Araplar tarafından Toledo ya getirilmiş olan Mazapan tatlısı var. Badem ezmesiymiş bu tatlı.
helal restaurant diye yazıyordu.



sinagog bahçesi
SİNEGOGLAR:
İspanyada yanlızca 3 sinegog bulunuyor. Bunlardan, 2 tanesi, Toledo şehrindedir. Şehrin güneybatı yamacındaki bu 2 sinegog: 14’ncü yüzyılda inşa edilmiştir. İsimleri: Sinigoga El Transito ve Sinegoga De Santa MariaLa Blanca.Her iki yapı da, mimari stil açısından, güçlü magribi özellikler göstermektedir.
 Sinagoga De Santa Maria La Blanca 1203 yılında inşa edilmiştir. Mimaride, islam etkisi görülüyor.
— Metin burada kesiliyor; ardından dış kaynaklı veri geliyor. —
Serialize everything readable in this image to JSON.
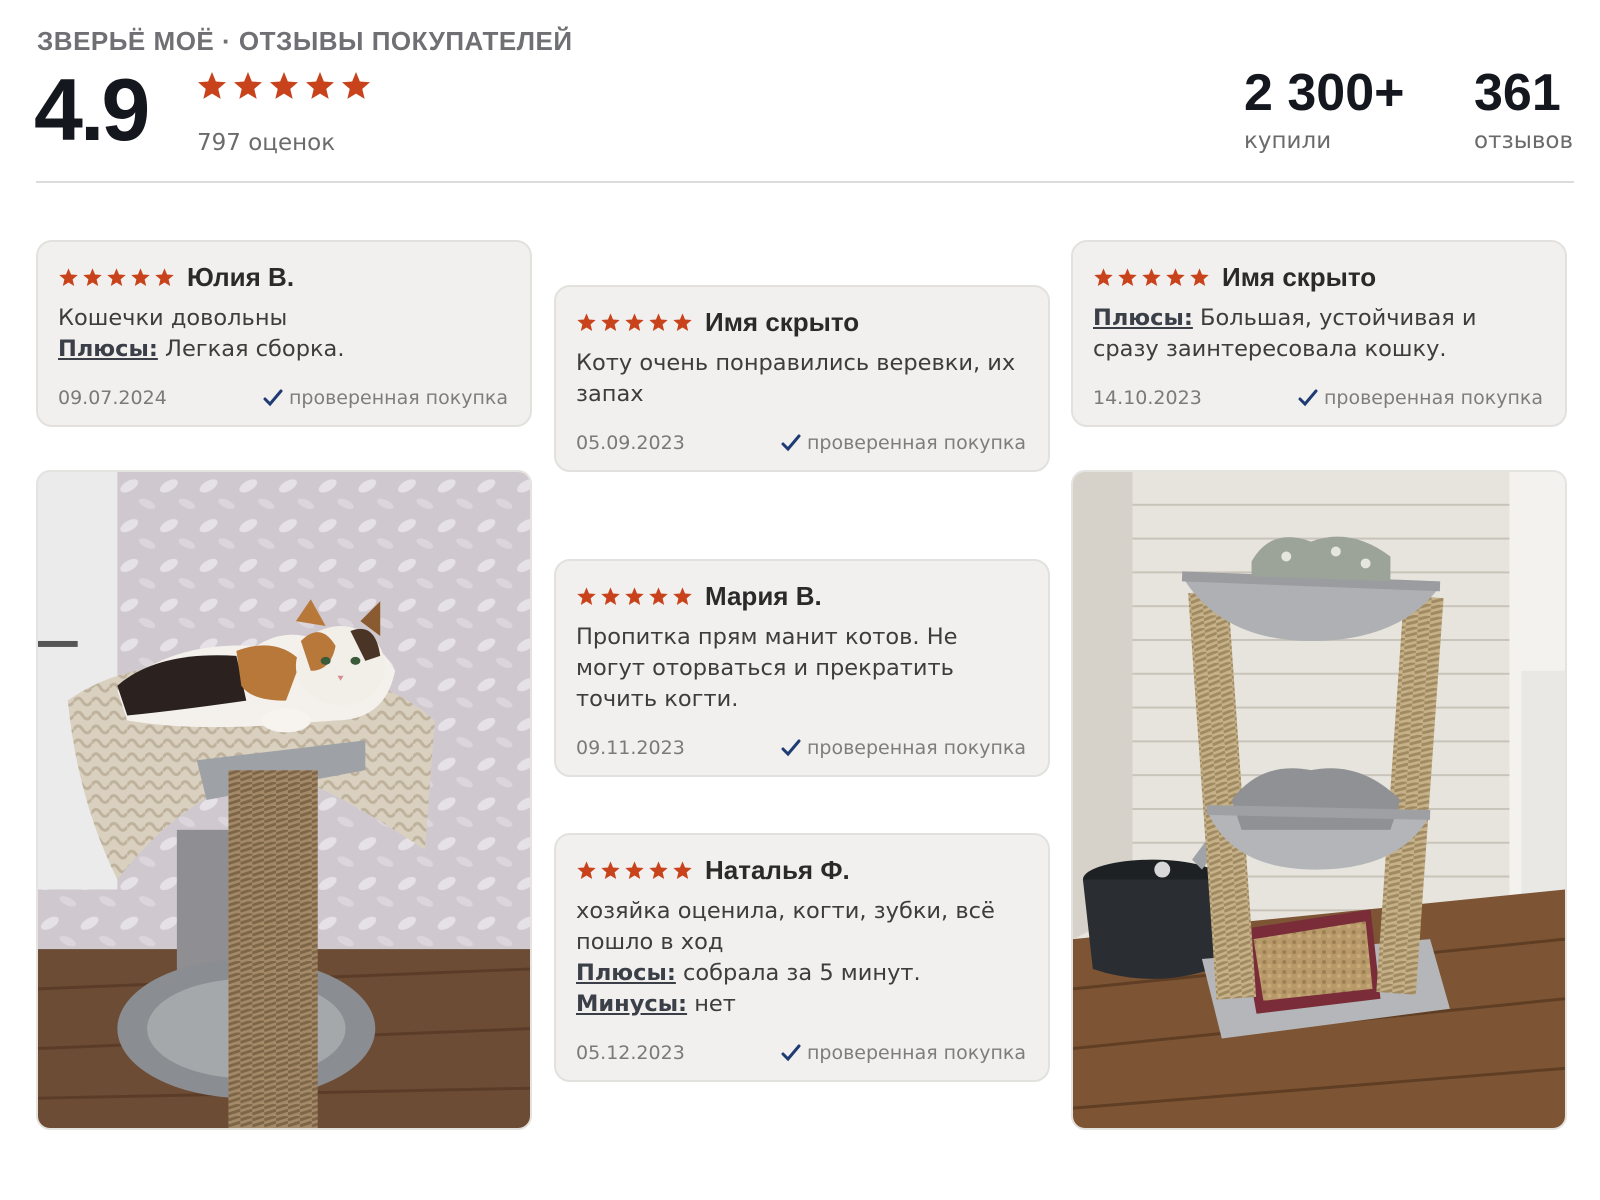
{
  "header": {
    "brand": "ЗВЕРЬЁ МОЁ · ОТЗЫВЫ ПОКУПАТЕЛЕЙ",
    "rating": "4.9",
    "rating_stars": 5,
    "ratings_count": "797 оценок",
    "stats": [
      {
        "value": "2 300+",
        "label": "купили"
      },
      {
        "value": "361",
        "label": "отзывов"
      }
    ]
  },
  "colors": {
    "star": "#c8431c",
    "check": "#1f3b73",
    "card_bg": "#f1f0ee"
  },
  "reviews": [
    {
      "stars": 5,
      "author": "Юлия В.",
      "text": "Кошечки довольны",
      "pros_label": "Плюсы:",
      "pros": " Легкая сборка.",
      "date": "09.07.2024",
      "verified": "проверенная покупка"
    },
    {
      "stars": 5,
      "author": "Имя скрыто",
      "text": "Коту очень понравились веревки, их запах",
      "date": "05.09.2023",
      "verified": "проверенная покупка"
    },
    {
      "stars": 5,
      "author": "Имя скрыто",
      "pros_label": "Плюсы:",
      "pros": " Большая, устойчивая и сразу заинтересовала кошку.",
      "date": "14.10.2023",
      "verified": "проверенная покупка"
    },
    {
      "stars": 5,
      "author": "Мария В.",
      "text": "Пропитка прям манит котов. Не могут оторваться и прекратить точить когти.",
      "date": "09.11.2023",
      "verified": "проверенная покупка"
    },
    {
      "stars": 5,
      "author": "Наталья Ф.",
      "text": "хозяйка оценила, когти, зубки, всё пошло в ход",
      "pros_label": "Плюсы:",
      "pros": " собрала за 5 минут.",
      "cons_label": "Минусы:",
      "cons": " нет",
      "date": "05.12.2023",
      "verified": "проверенная покупка"
    }
  ],
  "photos": [
    {
      "icon": "cat-on-scratching-post-photo"
    },
    {
      "icon": "cat-tree-with-hammocks-photo"
    }
  ]
}
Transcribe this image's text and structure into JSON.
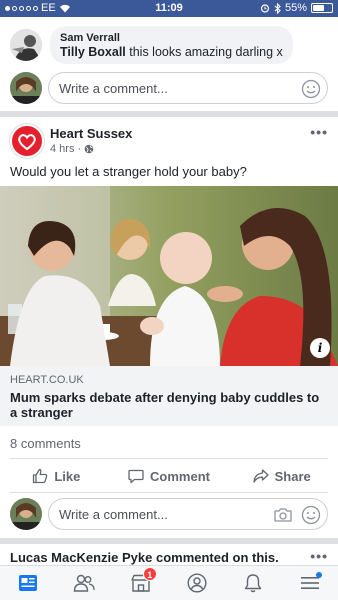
{
  "status_bar": {
    "carrier": "EE",
    "time": "11:09",
    "battery_text": "55%",
    "battery_level": 0.55
  },
  "top_comment": {
    "author": "Sam Verrall",
    "tagged_name": "Tilly Boxall",
    "text": " this looks amazing darling x"
  },
  "write_comment_placeholder": "Write a comment...",
  "post": {
    "page_name": "Heart Sussex",
    "time": "4 hrs",
    "text": "Would you let a stranger hold your baby?",
    "link": {
      "domain": "HEART.CO.UK",
      "title": "Mum sparks debate after denying baby cuddles to a stranger"
    },
    "comment_count": "8 comments"
  },
  "actions": {
    "like": "Like",
    "comment": "Comment",
    "share": "Share"
  },
  "activity": {
    "text": "Lucas MacKenzie Pyke commented on this."
  },
  "tab_bar": {
    "tabs": [
      {
        "icon": "news-feed-icon",
        "active": true
      },
      {
        "icon": "friends-icon"
      },
      {
        "icon": "marketplace-icon",
        "badge": "1"
      },
      {
        "icon": "profile-icon"
      },
      {
        "icon": "notifications-bell-icon"
      },
      {
        "icon": "menu-icon"
      }
    ]
  },
  "colors": {
    "brand_blue": "#3b5998",
    "heart_red": "#e5202e",
    "badge_red": "#fa3e3e"
  }
}
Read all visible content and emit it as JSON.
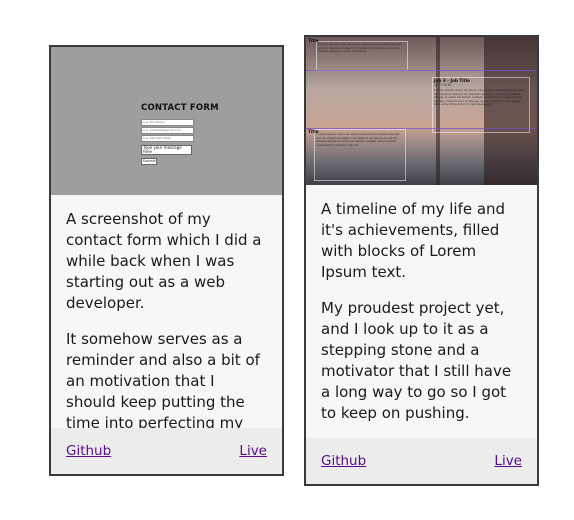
{
  "cards": [
    {
      "thumbnail": {
        "form_title": "CONTACT FORM",
        "fields": [
          "e.g. Full Name",
          "e.g. example@gmail.com",
          "e.g. 050 000 0000"
        ],
        "textarea": "Type your message here",
        "submit": "Submit"
      },
      "paragraphs": [
        "A screenshot of my contact form which I did a while back when I was starting out as a web developer.",
        "It somehow serves as a reminder and also a bit of an motivation that I should keep putting the time into perfecting my craft."
      ],
      "links": {
        "github": "Github",
        "live": "Live"
      }
    },
    {
      "thumbnail": {
        "heading_left": "Title",
        "job_title": "Job 3 - Job Title",
        "job_years": "2017-2018",
        "heading_lower": "Title"
      },
      "paragraphs": [
        "A timeline of my life and it's achievements, filled with blocks of Lorem Ipsum text.",
        "My proudest project yet, and I look up to it as a stepping stone and a motivator that I still have a long way to go so I got to keep on pushing."
      ],
      "links": {
        "github": "Github",
        "live": "Live"
      }
    }
  ],
  "colors": {
    "link": "#5a0b8c",
    "border": "#3a3a3a",
    "card_bg": "#f7f7f7",
    "footer_bg": "#ececec"
  }
}
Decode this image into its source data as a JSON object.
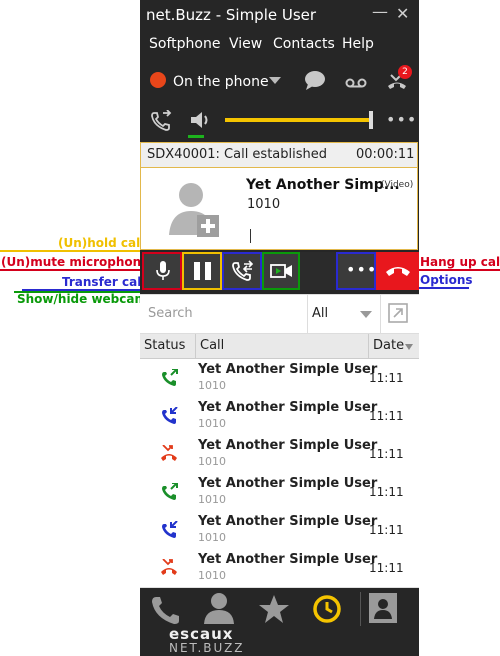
{
  "window": {
    "title": "net.Buzz - Simple User"
  },
  "menu": [
    "Softphone",
    "View",
    "Contacts",
    "Help"
  ],
  "status": {
    "label": "On the phone",
    "missed_badge": "2"
  },
  "call": {
    "header": "SDX40001: Call established",
    "duration": "00:00:11",
    "contact_name": "Yet Another Simp...",
    "video_tag": "(Video)",
    "number": "1010"
  },
  "search": {
    "placeholder": "Search",
    "filter": "All"
  },
  "columns": {
    "status": "Status",
    "call": "Call",
    "date": "Date"
  },
  "history": [
    {
      "name": "Yet Another Simple User",
      "number": "1010",
      "time": "11:11",
      "type": "outgoing",
      "color": "#1a8f2a"
    },
    {
      "name": "Yet Another Simple User",
      "number": "1010",
      "time": "11:11",
      "type": "incoming",
      "color": "#2233cc"
    },
    {
      "name": "Yet Another Simple User",
      "number": "1010",
      "time": "11:11",
      "type": "missed",
      "color": "#e23b1a"
    },
    {
      "name": "Yet Another Simple User",
      "number": "1010",
      "time": "11:11",
      "type": "outgoing",
      "color": "#1a8f2a"
    },
    {
      "name": "Yet Another Simple User",
      "number": "1010",
      "time": "11:11",
      "type": "incoming",
      "color": "#2233cc"
    },
    {
      "name": "Yet Another Simple User",
      "number": "1010",
      "time": "11:11",
      "type": "missed",
      "color": "#e23b1a"
    }
  ],
  "brand": {
    "line1": "escaux",
    "line2": "net.buzz"
  },
  "annotations": {
    "hold": "(Un)hold call",
    "mute": "(Un)mute microphone",
    "transfer": "Transfer call",
    "webcam": "Show/hide webcam",
    "hangup": "Hang up call",
    "options": "Options"
  },
  "colors": {
    "accent_yellow": "#f5c400",
    "hangup_red": "#e8171d",
    "ann_yellow": "#f0c000",
    "ann_red": "#d4001c",
    "ann_blue": "#2a2ad0",
    "ann_green": "#0a9a0a"
  }
}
Yapı, 15’nci  yüzyılda, kiliseye dönüştürülmüş ve daha sonraki yıllarda ise, marangoz atölyesi, mağaza, kışla ve dönemin fahişelerinin sığınma evi olarak kullanılmıştır.
 Sinagoga El Transito Toledo şehrinin büyük çoğunluğu Yahudi iken 1357 yılında inşa edilmiştir. Burada, özellikle İspanyol Yahudi sanatı, doruk noktalarına ulaşmaktadır. İbranice sıva yazıtları muhteşem. Çan kulesi 1492 yılında, Yahudiler, İspanyadan sürülünce, hıristiyanlar tarafından, yapıya eklenmiştir.Yapı, dıştan bakıldığında, çok sade bir görünüm sunmaktadır. Sokağa bakan, yanlızca 7 penceresi var. Napolyon’a karşı yapılan savaşlarda, burası askeri kışla olarak da kullanılmıştır. 1977 yılında ise, ulusal bir anıt ilan edilerek, koruma altına alınmıştır.